By returning to the kind of issues that the Jesus of Nazareth focused on, Pope Francis has, I understand, become a disappointment to many Catholics and Christians. Some of these disappointed souls might have preferred to see a papal attitude more like many of his predecessors – where the main objective was to root out various forms of heresy. Other disappointed Catholics lob softer criticisms, such as that of the Catholic Jeb Bush when he recently said: “I don’t get economic policy from my bishops or my cardinal or my pope. I think religion ought to be about making us better as people and less about things that end up getting into the political realm.”
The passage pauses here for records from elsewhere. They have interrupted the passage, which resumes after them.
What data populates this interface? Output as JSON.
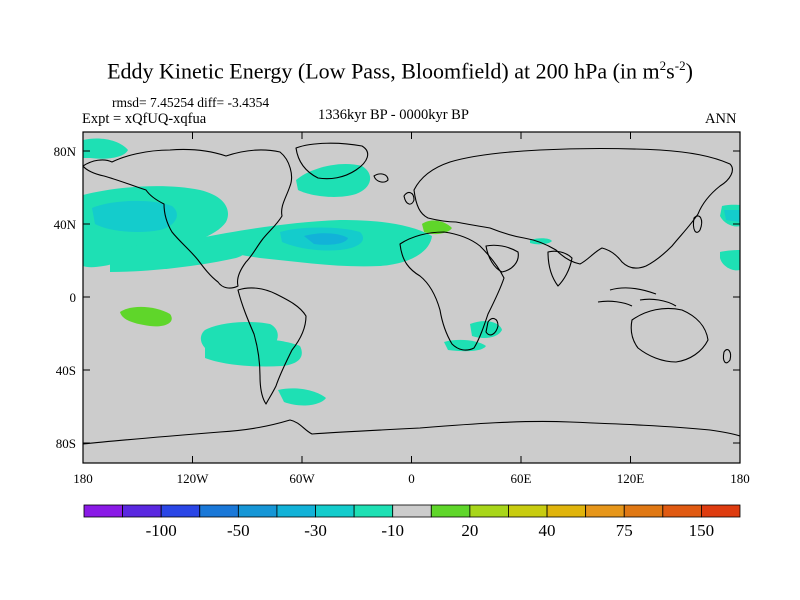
{
  "title": {
    "main": "Eddy Kinetic Energy (Low Pass, Bloomfield) at 200 hPa (in m",
    "sup1": "2",
    "mid": "s",
    "sup2": "-2",
    "end": ")"
  },
  "stats": "rmsd= 7.45254 diff= -3.4354",
  "expt": "Expt = xQfUQ-xqfua",
  "period": "1336kyr BP - 0000kyr BP",
  "season": "ANN",
  "lat_labels": [
    "80N",
    "40N",
    "0",
    "40S",
    "80S"
  ],
  "lon_labels": [
    "180",
    "120W",
    "60W",
    "0",
    "60E",
    "120E",
    "180"
  ],
  "colorbar": {
    "colors": [
      "#8a1ae6",
      "#5a28e0",
      "#2a46e6",
      "#1a78d8",
      "#1696d6",
      "#12b2d8",
      "#14cccc",
      "#1ee0b4",
      "#cccccc",
      "#5fd62a",
      "#a8d61a",
      "#c8cc10",
      "#e0b40c",
      "#e6961a",
      "#e07814",
      "#e05a12",
      "#de3c10"
    ],
    "labels": [
      {
        "text": "-100",
        "boundary": 2
      },
      {
        "text": "-50",
        "boundary": 4
      },
      {
        "text": "-30",
        "boundary": 6
      },
      {
        "text": "-10",
        "boundary": 8
      },
      {
        "text": "20",
        "boundary": 10
      },
      {
        "text": "40",
        "boundary": 12
      },
      {
        "text": "75",
        "boundary": 14
      },
      {
        "text": "150",
        "boundary": 16
      }
    ]
  },
  "colors": {
    "land_ocean_base": "#cccccc",
    "weak_negative": "#1ee0b4",
    "moderate_negative": "#14cccc",
    "strong_negative": "#12b2d8",
    "positive": "#5fd62a",
    "coastline": "#000000"
  }
}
The problem with Jeb’s view is that politics has always been and always will be about who we are as people. Our views on central political questions such as the economy, the environment, abortion and civil rights depend on our basic beliefs concerning our duties to others and about how we live our lives. These are fundamentally moral issues and Bush’s remarks make it sound as though he thinks the outcome of political battles is not affected by those basic values.
Pope Francis might be called a radical, but if he is one, that is only because he speaks in the language of the common person and is calling Christians to embrace the simple and clear mandates of their faith as expressed by Jesus of Nazareth. In doing so, Pope Francis appears to be awakening a portion of the world that has become dead to Christianity. If he’s breaking new ground, it’s because he’s reminding people of what it means to be a follower of and not just a believer in Jesus Christ. Pope Francis is reminding us that followers of Jesus Christ should focus more on the welfare of all of the Earth’s inhabitants and on the gift God has given us, that is, the Earth itself, and less, perhaps, on our own self interests. In short, Pope Francis has reminded Christians that it is just as important to “behave” as it is to “be saved”. With all due respect to the Apostle Paul, I also happen to believe that the former leads to the latter.